Additionally, BOX and ERIC primers used in rep-PCR analysis created between five and 17 fingerprinting patterns of different sizes, ranging from 100 bp to 5000 bp. BOX PCR allocated a total of 10 clusters, indicating a good primer-discriminatory power, while ERIC PCR provided a total of eight clusters (Figure 3). As in RAPD analysis, the BOX PCR clusters were extremely heterogeneous, except for a few homogeneous clusters. The results of the BOX PCR analysis, like in RADP profiling, showed pattern uniformity of different antibiotic resistance groups, but certain clusters were heterogeneous. For instance, BOX PCR split the largest cluster obtained with primer 272 into four separate clusters. Pattern uniformity between isolates from the same resistance group within some clusters was also verified. The similarity between BOX and 272 primers was observed in terms of pattern uniformity between isolates from the first MDR group and those from the second and fourth group, as well as between the isolates from the fourth and fifth group. Another correlation was observed in pattern dissimilarity between isolates from the fourth and the second group, while isolate 5-1 was the most distant one genetically, as in BOX PCR analysis. ERIC PCR analysis generated more homogeneous isolate clustering from different antibiotic groups (mainly the second and the third group), and allocated a total of eight clusters. Unlike other tests, ERIC PCR showed pattern uniformity between the most susceptible isolates (the fifth group) and the second, third, and fourth group. Since RAPD₂₇₂ PCR analysis provided the best characterisation with 12 clusters, we selected a few representative isolates from each cluster for 16S rRNA gene identification and all were identified as P. aeruginosa strains, which confirmed their genetic heterogeneity (Figure 4).

Figure 3

Figure 4

The use of 272 and 208 primers was successful in discrimination of different Pseudomonas isolates described before (28). Although Nagaveni et al. (51) showed that ERIC PCR provided an exceptionally qualitative discrimination for pseudomonads, the results of our and similar studies (52, 53), showed the advantage of BOX PCR, as it confirmed the results obtained with 272 RADP PCR.

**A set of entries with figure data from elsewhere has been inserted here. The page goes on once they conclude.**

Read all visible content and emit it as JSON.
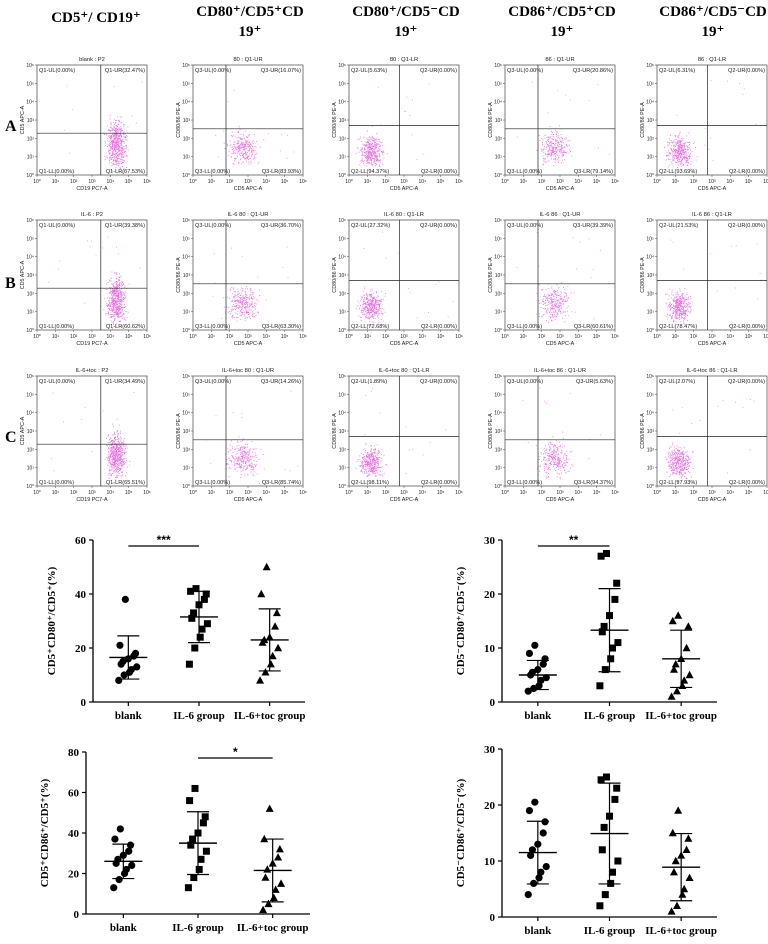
{
  "column_headers": [
    {
      "line1": "CD5⁺/ CD19⁺",
      "line2": ""
    },
    {
      "line1": "CD80⁺/CD5⁺CD",
      "line2": "19⁺"
    },
    {
      "line1": "CD80⁺/CD5⁻CD",
      "line2": "19⁺"
    },
    {
      "line1": "CD86⁺/CD5⁺CD",
      "line2": "19⁺"
    },
    {
      "line1": "CD86⁺/CD5⁻CD",
      "line2": "19⁺"
    }
  ],
  "row_labels": [
    "A",
    "B",
    "C"
  ],
  "flow_plots": [
    [
      {
        "title": "blank : P2",
        "xlabel": "CD19 PC7-A",
        "ylabel": "CD5 APC-A",
        "ul": "Q1-UL(0.00%)",
        "ur": "Q1-UR(32.47%)",
        "ll": "Q1-LL(0.00%)",
        "lr": "Q1-LR(67.53%)",
        "cloud": "lr",
        "vline": 0.58,
        "hline": 0.38
      },
      {
        "title": "80 : Q1-UR",
        "xlabel": "CD5 APC-A",
        "ylabel": "CD80/86 PE-A",
        "ul": "Q3-UL(0.00%)",
        "ur": "Q3-UR(16.07%)",
        "ll": "Q3-LL(0.00%)",
        "lr": "Q3-LR(83.93%)",
        "cloud": "center",
        "vline": 0.3,
        "hline": 0.42
      },
      {
        "title": "80 : Q1-LR",
        "xlabel": "CD5 APC-A",
        "ylabel": "CD80/86 PE-A",
        "ul": "Q2-UL(5.63%)",
        "ur": "Q2-UR(0.00%)",
        "ll": "Q2-LL(94.37%)",
        "lr": "Q2-LR(0.00%)",
        "cloud": "left",
        "vline": 0.46,
        "hline": 0.45
      },
      {
        "title": "86 : Q1-UR",
        "xlabel": "CD5 APC-A",
        "ylabel": "CD80/86 PE-A",
        "ul": "Q3-UL(0.00%)",
        "ur": "Q3-UR(20.86%)",
        "ll": "Q3-LL(0.00%)",
        "lr": "Q3-LR(79.14%)",
        "cloud": "center",
        "vline": 0.3,
        "hline": 0.42
      },
      {
        "title": "86 : Q1-LR",
        "xlabel": "CD5 APC-A",
        "ylabel": "CD80/86 PE-A",
        "ul": "Q2-UL(6.31%)",
        "ur": "Q2-UR(0.00%)",
        "ll": "Q2-LL(93.69%)",
        "lr": "Q2-LR(0.00%)",
        "cloud": "left",
        "vline": 0.46,
        "hline": 0.45
      }
    ],
    [
      {
        "title": "IL-6 : P2",
        "xlabel": "CD19 PC7-A",
        "ylabel": "CD5 APC-A",
        "ul": "Q1-UL(0.00%)",
        "ur": "Q1-UR(39.38%)",
        "ll": "Q1-LL(0.00%)",
        "lr": "Q1-LR(60.62%)",
        "cloud": "lr",
        "vline": 0.58,
        "hline": 0.38
      },
      {
        "title": "IL-6 80 : Q1-UR",
        "xlabel": "CD5 APC-A",
        "ylabel": "CD80/86 PE-A",
        "ul": "Q3-UL(0.00%)",
        "ur": "Q3-UR(36.70%)",
        "ll": "Q3-LL(0.00%)",
        "lr": "Q3-LR(63.30%)",
        "cloud": "center",
        "vline": 0.3,
        "hline": 0.42
      },
      {
        "title": "IL-6 80 : Q1-LR",
        "xlabel": "CD5 APC-A",
        "ylabel": "CD80/86 PE-A",
        "ul": "Q2-UL(27.32%)",
        "ur": "Q2-UR(0.00%)",
        "ll": "Q2-LL(72.68%)",
        "lr": "Q2-LR(0.00%)",
        "cloud": "left",
        "vline": 0.46,
        "hline": 0.45
      },
      {
        "title": "IL-6 86 : Q1-UR",
        "xlabel": "CD5 APC-A",
        "ylabel": "CD80/86 PE-A",
        "ul": "Q3-UL(0.00%)",
        "ur": "Q3-UR(39.39%)",
        "ll": "Q3-LL(0.00%)",
        "lr": "Q3-LR(60.61%)",
        "cloud": "center",
        "vline": 0.3,
        "hline": 0.42
      },
      {
        "title": "IL-6 86 : Q1-LR",
        "xlabel": "CD5 APC-A",
        "ylabel": "CD80/86 PE-A",
        "ul": "Q2-UL(21.53%)",
        "ur": "Q2-UR(0.00%)",
        "ll": "Q2-LL(78.47%)",
        "lr": "Q2-LR(0.00%)",
        "cloud": "left",
        "vline": 0.46,
        "hline": 0.45
      }
    ],
    [
      {
        "title": "IL-6+toc : P2",
        "xlabel": "CD19 PC7-A",
        "ylabel": "CD5 APC-A",
        "ul": "Q1-UL(0.00%)",
        "ur": "Q1-UR(34.49%)",
        "ll": "Q1-LL(0.00%)",
        "lr": "Q1-LR(65.51%)",
        "cloud": "lr",
        "vline": 0.58,
        "hline": 0.38
      },
      {
        "title": "IL-6+toc 80 : Q1-UR",
        "xlabel": "CD5 APC-A",
        "ylabel": "CD80/86 PE-A",
        "ul": "Q3-UL(0.00%)",
        "ur": "Q3-UR(14.26%)",
        "ll": "Q3-LL(0.00%)",
        "lr": "Q3-LR(85.74%)",
        "cloud": "center",
        "vline": 0.3,
        "hline": 0.42
      },
      {
        "title": "IL-6+toc 80 : Q1-LR",
        "xlabel": "CD5 APC-A",
        "ylabel": "CD80/86 PE-A",
        "ul": "Q2-UL(1.89%)",
        "ur": "Q2-UR(0.00%)",
        "ll": "Q2-LL(98.11%)",
        "lr": "Q2-LR(0.00%)",
        "cloud": "left",
        "vline": 0.46,
        "hline": 0.45
      },
      {
        "title": "IL-6+toc 86 : Q1-UR",
        "xlabel": "CD5 APC-A",
        "ylabel": "CD80/86 PE-A",
        "ul": "Q3-UL(0.00%)",
        "ur": "Q3-UR(5.63%)",
        "ll": "Q3-LL(0.00%)",
        "lr": "Q3-LR(94.37%)",
        "cloud": "center",
        "vline": 0.3,
        "hline": 0.42
      },
      {
        "title": "IL-6+toc 86 : Q1-LR",
        "xlabel": "CD5 APC-A",
        "ylabel": "CD80/86 PE-A",
        "ul": "Q2-UL(2.07%)",
        "ur": "Q2-UR(0.00%)",
        "ll": "Q2-LL(97.93%)",
        "lr": "Q2-LR(0.00%)",
        "cloud": "left",
        "vline": 0.46,
        "hline": 0.45
      }
    ]
  ],
  "flow_axis_ticks": [
    "10⁰",
    "10¹",
    "10²",
    "10³",
    "10⁴",
    "10⁵",
    "10⁶"
  ],
  "dot_color": "#e040d8",
  "chart_data": [
    {
      "type": "scatter",
      "ylabel": "CD5⁺CD80⁺/CD5⁺(%)",
      "categories": [
        "blank",
        "IL-6 group",
        "IL-6+toc group"
      ],
      "ylim": [
        0,
        60
      ],
      "yticks": [
        0,
        20,
        40,
        60
      ],
      "markers": [
        "circle",
        "square",
        "triangle"
      ],
      "points": [
        [
          8,
          10,
          11,
          12,
          13,
          14,
          15,
          16,
          17,
          18,
          21,
          38
        ],
        [
          14,
          20,
          24,
          27,
          29,
          31,
          33,
          36,
          38,
          40,
          41,
          42
        ],
        [
          8,
          11,
          14,
          17,
          20,
          22,
          23,
          24,
          28,
          33,
          40,
          50
        ]
      ],
      "mean": [
        16.5,
        31.5,
        23.0
      ],
      "sd": [
        8,
        9.5,
        11.5
      ],
      "significance": [
        {
          "from": 0,
          "to": 1,
          "label": "***"
        }
      ]
    },
    {
      "type": "scatter",
      "ylabel": "CD5⁻CD80⁺/CD5⁻(%)",
      "categories": [
        "blank",
        "IL-6 group",
        "IL-6+toc group"
      ],
      "ylim": [
        0,
        30
      ],
      "yticks": [
        0,
        10,
        20,
        30
      ],
      "markers": [
        "circle",
        "square",
        "triangle"
      ],
      "points": [
        [
          2,
          2.5,
          3,
          4,
          4.5,
          5,
          5.5,
          6,
          7,
          8,
          9,
          10.5
        ],
        [
          3,
          6,
          8,
          10,
          11,
          13,
          14,
          16,
          19,
          22,
          27,
          27.5
        ],
        [
          1,
          2,
          3,
          4,
          5,
          6,
          7,
          8,
          10,
          14,
          15,
          16
        ]
      ],
      "mean": [
        5.0,
        13.3,
        8.0
      ],
      "sd": [
        2.7,
        7.7,
        5.3
      ],
      "significance": [
        {
          "from": 0,
          "to": 1,
          "label": "**"
        }
      ]
    },
    {
      "type": "scatter",
      "ylabel": "CD5⁺CD86⁺/CD5⁺(%)",
      "categories": [
        "blank",
        "IL-6 group",
        "IL-6+toc group"
      ],
      "ylim": [
        0,
        80
      ],
      "yticks": [
        0,
        20,
        40,
        60,
        80
      ],
      "markers": [
        "circle",
        "square",
        "triangle"
      ],
      "points": [
        [
          13,
          17,
          20,
          22,
          24,
          25,
          27,
          29,
          31,
          34,
          37,
          42
        ],
        [
          13,
          18,
          22,
          27,
          31,
          34,
          37,
          40,
          45,
          48,
          56,
          62
        ],
        [
          2,
          5,
          8,
          12,
          15,
          18,
          22,
          25,
          28,
          32,
          37,
          52
        ]
      ],
      "mean": [
        26.0,
        35.0,
        21.5
      ],
      "sd": [
        8.5,
        15.5,
        15.5
      ],
      "significance": [
        {
          "from": 1,
          "to": 2,
          "label": "*"
        }
      ]
    },
    {
      "type": "scatter",
      "ylabel": "CD5⁻CD86⁺/CD5⁻(%)",
      "categories": [
        "blank",
        "IL-6 group",
        "IL-6+toc group"
      ],
      "ylim": [
        0,
        30
      ],
      "yticks": [
        0,
        10,
        20,
        30
      ],
      "markers": [
        "circle",
        "square",
        "triangle"
      ],
      "points": [
        [
          4,
          6,
          7,
          8,
          9,
          11,
          12,
          13,
          15,
          17,
          19,
          20.5
        ],
        [
          2,
          4,
          6,
          8,
          10,
          12,
          16,
          18,
          21,
          23,
          24.5,
          25
        ],
        [
          1,
          2,
          4,
          5,
          7,
          8,
          10,
          11,
          12,
          14,
          15,
          19
        ]
      ],
      "mean": [
        11.5,
        14.9,
        8.9
      ],
      "sd": [
        5.6,
        9.0,
        6.0
      ],
      "significance": []
    }
  ]
}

We did not find a correlation between RAPD and rep-PCR patterns and antibiotic resistance/susceptibility or other phenotype characteristics (production of pigments, distribution of serotypes and biofilm formation). The uniformity of genetic patterns of P. aeruginosa isolates in different antibiotic groups suggests that other molecular methods such as whole genome sequencing should also be used to find a correlation with other phenotype characteristics.